A former student who lived in my neighborhood was having a yard sale before moving to South Korea. I passed his house on foot, waved, and shouted, “Selling out, are you?”
He laughed and hollered back: “Bailing out is more like it.”
The two expressions, while grammatically similar, have different senses: selling out is an abandonment. It implies moral failing. One sells out to the bad guys. Bailing out, on the other hand, suggests coming to another’s rescue or rescuing oneself. He bailed out of the plane as it was about to crash.
But in both senses “out” is the direction of flight. What then are we to make of “cashing it in”? I cash in my chips when I quit the game. And to “throw in the towel” is to concede defeat and get out of the fight. I throw in the towel when I’m “all in” – which is to say, completely exhausted.
Cashing in my chips is quite the opposite of investing in the market, or buying into an idea, or jumping into the fray. In fact, jumping in is another way of saying checking out my options, which is to say plugging in to current opportunities.
And that’s not the same as burning out, though if I am successful I may score a knock out, which is not the same as calling a time out.
As prepositions, in and out are always opposed, but it is not always clear whether it's better to be in the frying pan or out in the fire. The desirability of either side depends on the idiom. Inside is not always better than outside, and vice versa.
What matters in each case is the implied movement across, from one side to the other. I am getting out or cashing in, checking out or jumping in. It doesn’t really matter whether I’m inside or outside (it doesn’t matter, that is, outside the idiom) so long as I get across the boundary between.
In these cases, at least, it’s the crossing that matters more than the direction.
Of course, if I’m trying to get out of a bad situation, direction matters. The direction matters within the framework of the idiom, to the real or imagined situation. But these expressions all seem to choose equivocally between in and out as the desirable end point.
What matters is the movement, the transition, the crossing over.
This is significant to matters of both place and identity.
Inside and outside are places. But as places they serve as metaphors for identity: I get into my role as a teacher, or get out of my role as a task master. Collective identities as well: there are in groups and out groups. People on the inside try to keep out the people on the outside. They may try to kick out some on the inside.
But the in group can just as well be an out group. In and out matter less than being or moving toward one side relative to another.
What matters is relativity: compared to those on one side of an imaginary wall I am on the same or a different side. With respect to sides it always depends.
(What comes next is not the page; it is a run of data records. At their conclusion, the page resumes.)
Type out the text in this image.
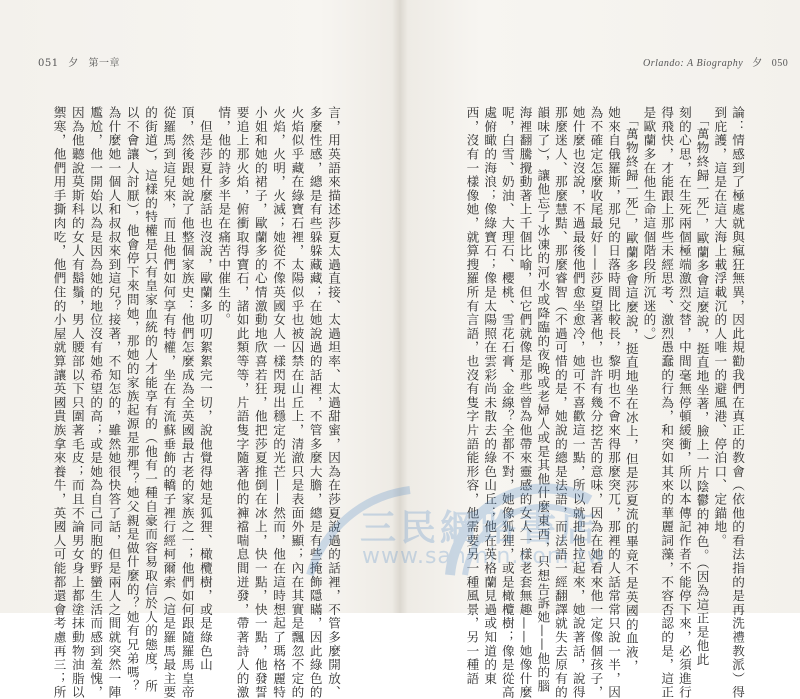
051 夕 第一章	Orlando: A Biography 夕 050
言，用英語來描述莎夏太過直接、太過坦率、太過甜蜜，因為在莎夏說過的話裡，不管多麼開放、
多麼性感，總是有些躲躲藏藏；在她說過的話裡，不管多麼大膽，總是有些掩飾隱瞞，因此綠色的
火焰似乎藏在綠寶石裡，太陽似乎也被囚禁在山丘上，清澈只是表面外顯；內在其實是飄忽不定的
火焰，火明，火滅；她從不像英國女人一樣閃現出穩定的光芒——然而，他在這時想起了瑪格麗特
小姐和她的裙子，歐蘭多的心情激動地欣喜若狂，他把莎夏推倒在冰上，快一點，快一點，他發誓
要追上那火焰，俯衝取得寶石，諸如此類等等，片語隻字隨著他的褲襠喘息間迸發，帶著詩人的激
情，他的詩多半是在痛苦中催生的。
　但是莎夏什麼話也沒說，歐蘭多叨叨絮絮完一切，說他覺得她是狐狸、橄欖樹，或是綠色山
頂，然後跟她說了他整個家族史：他們怎麼成為全英國最古老的家族之一；他們如何跟隨羅馬皇帝
從羅馬到這兒來，而且他們如何享有特權，坐在有流蘇垂飾的轎子裡行經柯爾索（這是羅馬最主要
的街道），這樣的特權是只有皇家血統的人才能享有的（他有一種自豪而容易取信於人的態度，所
以不會讓人討厭），他會停下來問她，那她的家族起源是那裡？她父親是做什麼的？她有兄弟嗎？
為什麼她一個人和叔叔來到這兒？接著，不知怎的，雖然她很快答了話，但是兩人之間就突然一陣
尷尬，他一開始以為是因為她的地位沒有她希望的高；或是她為自己同胞的野蠻生活而感到羞愧，
因為他聽說莫斯科的女人有鬍鬚，男人腰部以下只圍著毛皮；而且不論男女身上都塗抹動物油脂以
禦寒，他們用手撕肉吃，他們住的小屋就算讓英國貴族拿來養牛，英國人可能都還會考慮再三；所	論：情感到了極處就與瘋狂無異，因此規勸我們在真正的教會（依他的看法指的是再洗禮教派）得
到庇護，這是在這大海上載浮載沉的人唯一的避風港、停泊口、定錨地。
　「萬物終歸一死」，歐蘭多會這麼說，挺直地坐著，臉上一片陰鬱的神色。（因為這正是他此
刻的心思，在生死兩個極端激烈交替，中間毫無停頓緩衝，所以本傳記作者不能停下來，必須進行
得飛快，才能跟上那些未經思考、激烈愚蠢的行為，和突如其來的華麗詞藻，不容否認的是，這正
是歐蘭多在他生命這個階段所沉迷的。）
　「萬物終歸一死」，歐蘭多會這麼說，挺直地坐在冰上，但是莎夏流的畢竟不是英國的血液，
她來自俄羅斯，那兒的日落時間比較長，黎明也不會來得那麼突兀，那裡的人話常常只說一半，因
為不確定怎麼收尾最好——莎夏望著他，也許有幾分挖苦的意味，因為在她看來他一定像個孩子，
她什麼也沒說，不過最後他們愈坐愈冷，她可不喜歡這一點，所以就把他拉起來，她說著話，說得
那麼迷人、那麼慧黠、那麼睿智（不過可惜的是，她說的總是法語，而法語一經翻譯就失去原有的
韻味了），讓他忘了冰凍的河水或降臨的夜晚或老婦人或是其他什麼東西，只想告訴她——他的腦
海裡翻騰攪動著上千個比喻，但它們就像是那些曾為他帶來靈感的女人一樣老套無趣——她像什麼
呢，白雪、奶油、大理石、櫻桃、雪花石膏、金線？全都不對，她像狐狸，或是橄欖樹；像是從高
處俯瞰的海浪；像綠寶石；像是太陽照在雲彩尚未散去的綠色山丘；他在英格蘭見過或知道的東
西，沒有一樣像她，就算搜羅所有言語，也沒有隻字片語能形容，他需要另一種風景，另一種語
三民網路書店
www.sanmin.com.tw
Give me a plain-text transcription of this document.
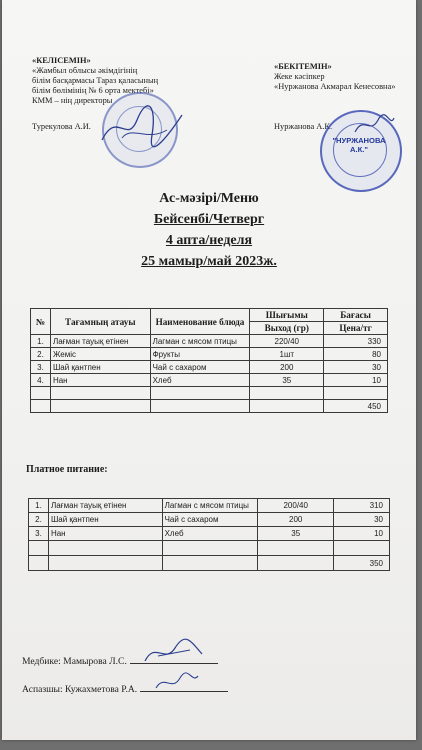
«КЕЛІСЕМІН»
«Жамбыл облысы әкімдігінің
білім басқармасы Тараз қаласының
білім бөлімінің № 6 орта мектебі»
КММ – нің директоры
Турекулова А.И.
«БЕКІТЕМІН»
Жеке кәсіпкер
«Нуржанова Акмарал Кенесовна»
Нуржанова А.К.
"НУРЖАНОВА А.К."
Ас-мәзірі/Меню
Бейсенбі/Четверг
4 апта/неделя
25 мамыр/май 2023ж.
№	Тағамның атауы	Наименование блюда	Шығымы	Бағасы
			Выход (гр)	Цена/тг
1.	Лағман тауық етінен	Лагман с мясом птицы	220/40	330
2.	Жеміс	Фрукты	1шт	80
3.	Шай қантпен	Чай с сахаром	200	30
4.	Нан	Хлеб	35	10

				450
Платное питание:
1.	Лағман тауық етінен	Лагман с мясом птицы	200/40	310
2.	Шай қантпен	Чай с сахаром	200	30
3.	Нан	Хлеб	35	10

				350
Медбике: Мамырова Л.С.
Аспазшы: Кужахметова Р.А.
Identities, like places, are, if not interchangeable, at least nonessential. That is, one side (or type) isn’t inherently good or bad. Being able to cross – simply the ability to do so - is the important value, the desirable feature.
I’ve thought about this in terms of the way whites think about and behave around other races, which historically is to demonize people of color as outsiders, aliens, and others. Yet the other is also desired – haven’t whites sought out, imitated (imagined), and appealed to others as creative sources of alternative identity?
After all, the “cool” or “hip” or “in” group is often the out group. The transgressive act is creative, interesting, edgy.
So much is this the case that so-called “dweebs” or “nerds,” who seem (in a white-bread sort of way) quintessentially outsiders, can be, relative to insiders among out groups, new sorts of insider, simply for standing outside. That sentence was meant to be dizzying.
I don’t want to imply, particularly with respect to race, that social location, doesn’t matter. Of course it does, especially when some locations more than others dominate the resources and affairs of others.
Rather where I am going with all this is to the notion that there is nothing essentially good or bad about particular locations. What really matters is being able to cross over and participate in the other side.
Liberation is not achieved on one’s arrival but in the act of transition, crossing over, and for many the transition itself occurs in the will to transgress, to challenge the status quo.